Wet verduidelijking beoordeling arbeidsrelaties en rechtsvermoeden

Reactie

Naam Anoniem
Plaats Bilthoven
Datum 6 november 2023

Vraag1

Geen specifieke vraagstelling. U kunt reageren op alle onderdelen.
Het is goed als er meer duidelijkheid komt over wat als zelfstandige arbeid mag gelden en wat niet. Het is echter de vraag is of deze wet dat geeft. Artikel 610 lid 2 is namelijk absoluut geformuleerd: In dien sub „a”, „b” of „c” dan is er sprake van loondienst. Artikel 610 lid 3 biedt echter een wegingskader voor artikel 610, lid 2, sub „a”, „b” en „c”, wat doet denken dat artikel 610, lid 2 niet absoluut is.
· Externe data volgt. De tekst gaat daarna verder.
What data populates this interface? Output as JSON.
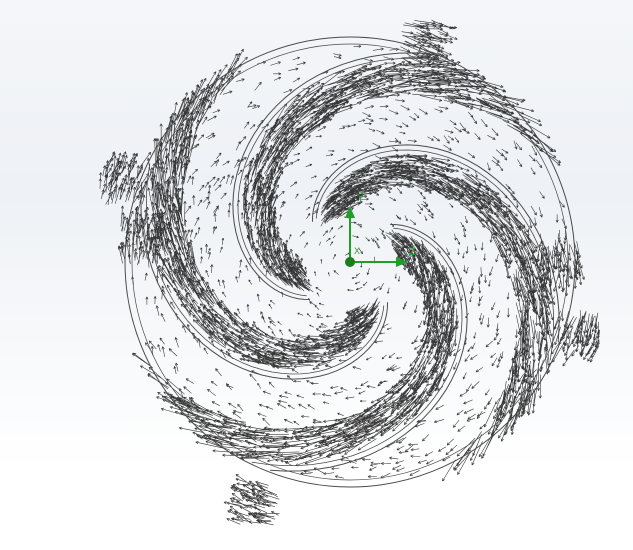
{
  "viewport": {
    "background_top": "#f4f6f9",
    "background_bottom": "#ffffff"
  },
  "model": {
    "vector_color": "#000000",
    "outline_color": "#4a4a4a",
    "arms": 4
  },
  "triad": {
    "y_label": "Y",
    "z_label": "Z",
    "x_label": "X",
    "axis_color": "#1f9e2a",
    "origin_color": "#1a7d1a"
  }
}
Een herformulering van artikel 610, lid 2 lijkt mij dan ook wenselijk, opdat duidelijk wordt dat de subs van dit artikel indicatoren zijn die in gradaties op kunnen treden, geen absolute criteria.

Zonder zo’n herformulering zou je in deze wet kunnen lezen dat een solist die eenmalig met een orkest optreed geen acht mag slaan op wat de dirigent doet en evenmin mag een cameraman zich iets aantrekken van wat een regisseur zegt, anders treden ze daarmee in loondienst. Dat lijkt mij niet de bedoeling van deze wet.
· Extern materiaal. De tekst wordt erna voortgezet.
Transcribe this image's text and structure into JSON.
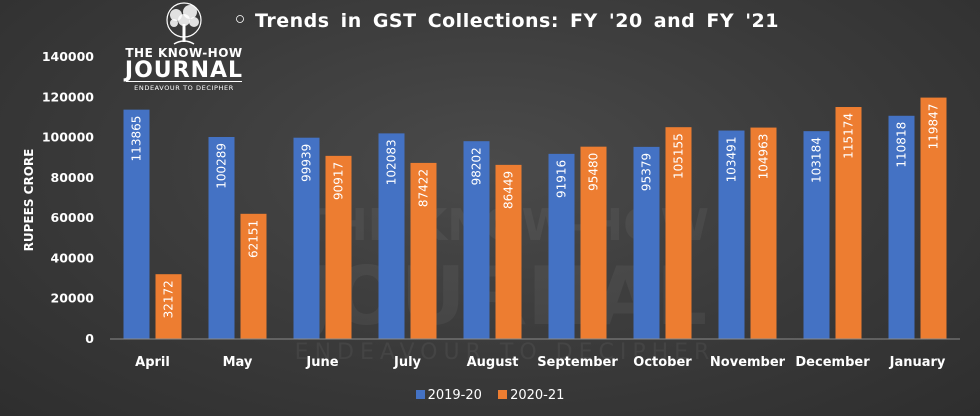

Volgens artikel 610, lid 4 worden bij algemene maatregel van bestuur nadere regels gesteld. Uit democratisch oogpunt lijkt het mij wenselijk dat deze regels voor zo ver mogelijk bij wet worden gesteld, daar wetten door de volksvertegenwoordiging worden aangenomen of afgewezen.
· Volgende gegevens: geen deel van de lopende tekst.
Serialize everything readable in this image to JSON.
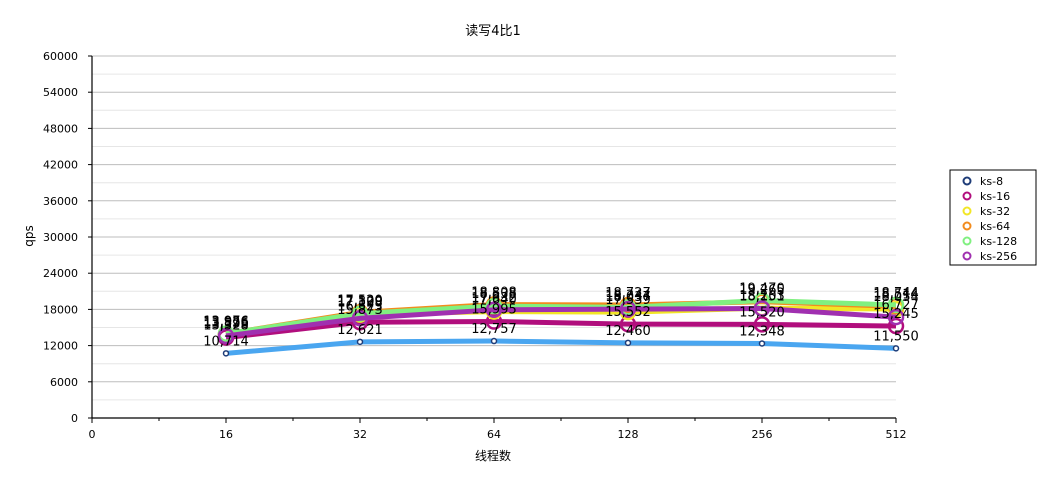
{
  "chart_data": {
    "type": "line",
    "title": "读写4比1",
    "xlabel": "线程数",
    "ylabel": "qps",
    "x_tick_labels": [
      "0",
      "16",
      "32",
      "64",
      "128",
      "256",
      "512"
    ],
    "x": [
      16,
      32,
      64,
      128,
      256,
      512
    ],
    "y_ticks": [
      0,
      6000,
      12000,
      18000,
      24000,
      30000,
      36000,
      42000,
      48000,
      54000,
      60000
    ],
    "ylim": [
      0,
      60000
    ],
    "grid": true,
    "legend_position": "right",
    "series": [
      {
        "name": "ks-8",
        "color": "#4aa6f0",
        "values": [
          10714,
          12621,
          12757,
          12460,
          12348,
          11550
        ]
      },
      {
        "name": "ks-16",
        "color": "#b10e7d",
        "values": [
          13328,
          15873,
          15995,
          15552,
          15520,
          15245
        ]
      },
      {
        "name": "ks-32",
        "color": "#f2e626",
        "values": [
          13826,
          17128,
          17640,
          17539,
          18203,
          18054
        ]
      },
      {
        "name": "ks-64",
        "color": "#f28c1e",
        "values": [
          13956,
          17520,
          18808,
          18727,
          19265,
          18514
        ]
      },
      {
        "name": "ks-128",
        "color": "#80f080",
        "values": [
          13976,
          17309,
          18538,
          18344,
          19470,
          18744
        ]
      },
      {
        "name": "ks-256",
        "color": "#a030b0",
        "values": [
          13596,
          16523,
          17932,
          18037,
          18151,
          16727
        ]
      }
    ],
    "data_labels": [
      [
        "10,714",
        "12,621",
        "12,757",
        "12,460",
        "12,348",
        "11,550"
      ],
      [
        "13,328",
        "15,873",
        "15,995",
        "15,552",
        "15,520",
        "15,245"
      ],
      [
        "13,826",
        "17,128",
        "17,640",
        "17,539",
        "18,203",
        "18,054"
      ],
      [
        "13,956",
        "17,520",
        "18,808",
        "18,727",
        "19,265",
        "18,514"
      ],
      [
        "13,976",
        "17,309",
        "18,538",
        "18,344",
        "19,470",
        "18,744"
      ],
      [
        "13,596",
        "16,523",
        "17,932",
        "18,037",
        "18,151",
        "16,727"
      ]
    ]
  }
}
Ik stel voor om in deze nadere regels aandacht te besteden aan in hoeverre een ondernemer voor verschillende opdrachtgevers werkt en in hoe verre hij met eigen bedrijfsmiddelen werkt. Bijvoorbeeld een orkestmusicus die jaren lang het grootste deel van zijn inkomen bij één orkest verdient, waar hij speelt op een instrument dat eigendom is van het orkest, lijkt mij een werknemer. Een solist die steeds weer met andere orkesten optreed en zelf zijn instrument bezit lijkt mij een ondernemer.